What's the story?
In case you didn't know...
Dustin Johnson is a leading American professional golfer and a former World No. 1. He attained the World No. 1 ranking in February 2017 and held on to the position for 64 consecutive weeks.
He also holds the distinction of being the first player to have won each of the four World Golf Championship events - Mexico Championship, Match Play, St. Jude Invitational and HSBC Champions.
The heart of the matter
Dustin Johnson has become the first golf star to withdraw his name from the Tokyo Olympics 2020. The world No. 5 has decided to focus on the FedEx Cup playoffs rather than pursue a medal at the Tokyo Olympics.
The decision was conveyed by David Winkle, Johnson’s manager in a recent mail.
Dustin gave the Olympics a great deal of thought and we discussed the pros and cons of him participating at length.
At the end of the day, it's a matter of personal preference and priority. As much as he would be honoured to be an Olympian, the FedEx Cup Playoffs are also very important to him.
Having had a few close calls in the Playoffs, he really wants to win them before his time is done and feels that he wouldn't be giving himself the best opportunity to do so if he added a lengthy international trip just prior to their beginning [and shortly after returning from two weeks in Europe].
Although there is an 11-day gap between the end of the golf event at the Tokyo Olympics and the start of the FedEx Cup, Johnson is not keen to embark on a lengthy international trip just before the FedEx Cup begins.
Based on the current World Golf Rankings, 4 Americans are likely to qualify for the Olympics. Brooks Koepka currently leads the pack, with Johnson in the third position.
Even Koepka had recently downplayed the importance of the Olympics as he considers golf’s four major championships and the FedEx Cup more important.
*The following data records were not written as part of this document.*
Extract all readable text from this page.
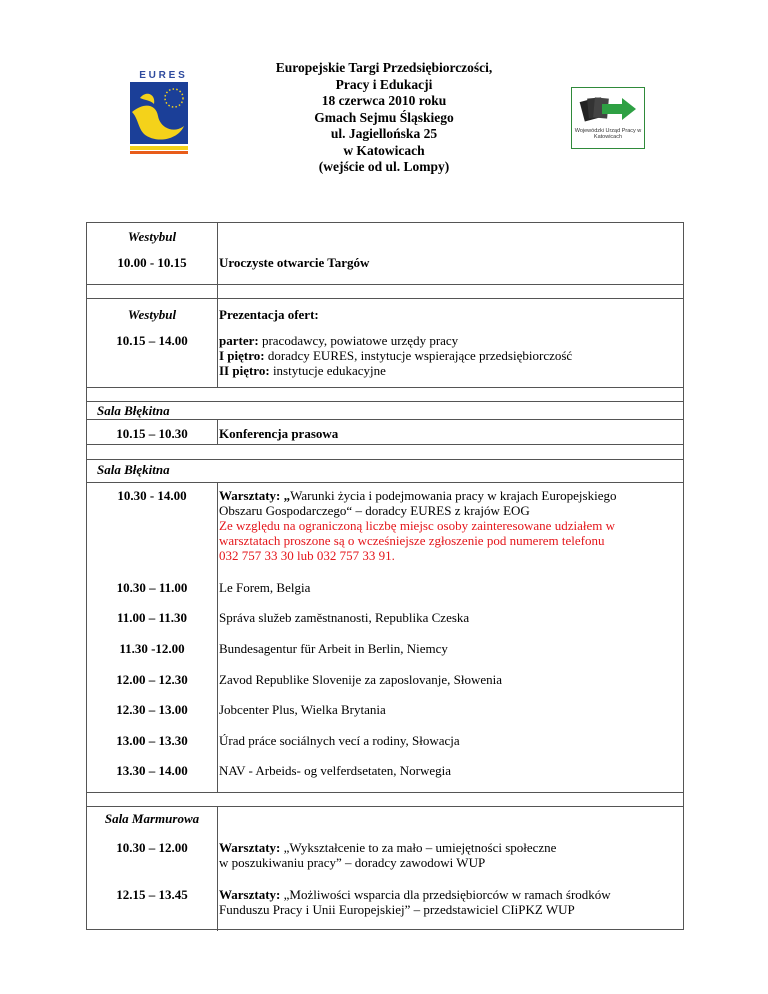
E U R E S
Europejskie Targi Przedsiębiorczości,
Pracy i Edukacji
18 czerwca 2010 roku
Gmach Sejmu Śląskiego
ul. Jagiellońska 25
w Katowicach
(wejście od ul. Lompy)
Wojewódzki Urząd Pracy w Katowicach
Westybul
10.00 - 10.15	Uroczyste otwarcie Targów
Westybul	Prezentacja ofert:
10.15 – 14.00	parter: pracodawcy, powiatowe urzędy pracy
I piętro: doradcy EURES, instytucje wspierające przedsiębiorczość
II piętro: instytucje edukacyjne
Sala Błękitna
10.15 – 10.30	Konferencja prasowa
Sala Błękitna
10.30 - 14.00	Warsztaty: „Warunki życia i podejmowania pracy w krajach Europejskiego
Obszaru Gospodarczego“ – doradcy EURES z krajów EOG
Ze względu na ograniczoną liczbę miejsc osoby zainteresowane udziałem w
warsztatach proszone są o wcześniejsze zgłoszenie pod numerem telefonu
032 757 33 30 lub 032 757 33 91.
10.30 – 11.00	Le Forem, Belgia
11.00 – 11.30	Správa služeb zaměstnanosti, Republika Czeska
11.30 -12.00	Bundesagentur für Arbeit in Berlin, Niemcy
12.00 – 12.30	Zavod Republike Slovenije za zaposlovanje, Słowenia
12.30 – 13.00	Jobcenter Plus, Wielka Brytania
13.00 – 13.30	Úrad práce sociálnych vecí a rodiny, Słowacja
13.30 – 14.00	NAV - Arbeids- og velferdsetaten, Norwegia
Sala Marmurowa
10.30 – 12.00	Warsztaty: „Wykształcenie to za mało – umiejętności społeczne
w poszukiwaniu pracy” – doradcy zawodowi WUP
12.15 – 13.45	Warsztaty: „Możliwości wsparcia dla przedsiębiorców w ramach środków
Funduszu Pracy i Unii Europejskiej” – przedstawiciel CIiPKZ WUP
Koepka also added that he would be taking a call on playing the Olympics at a later date.
We’ll see where everything else falls.
With two of the top golfers in the world planning to skip the golf event at the Tokyo Olympics, it would certainly weaken the overall field.
However, this might just open up an opportunity for Tiger Woods (currently ranked 7th among the US golfers) to make it to the quadrennial sporting extravaganza.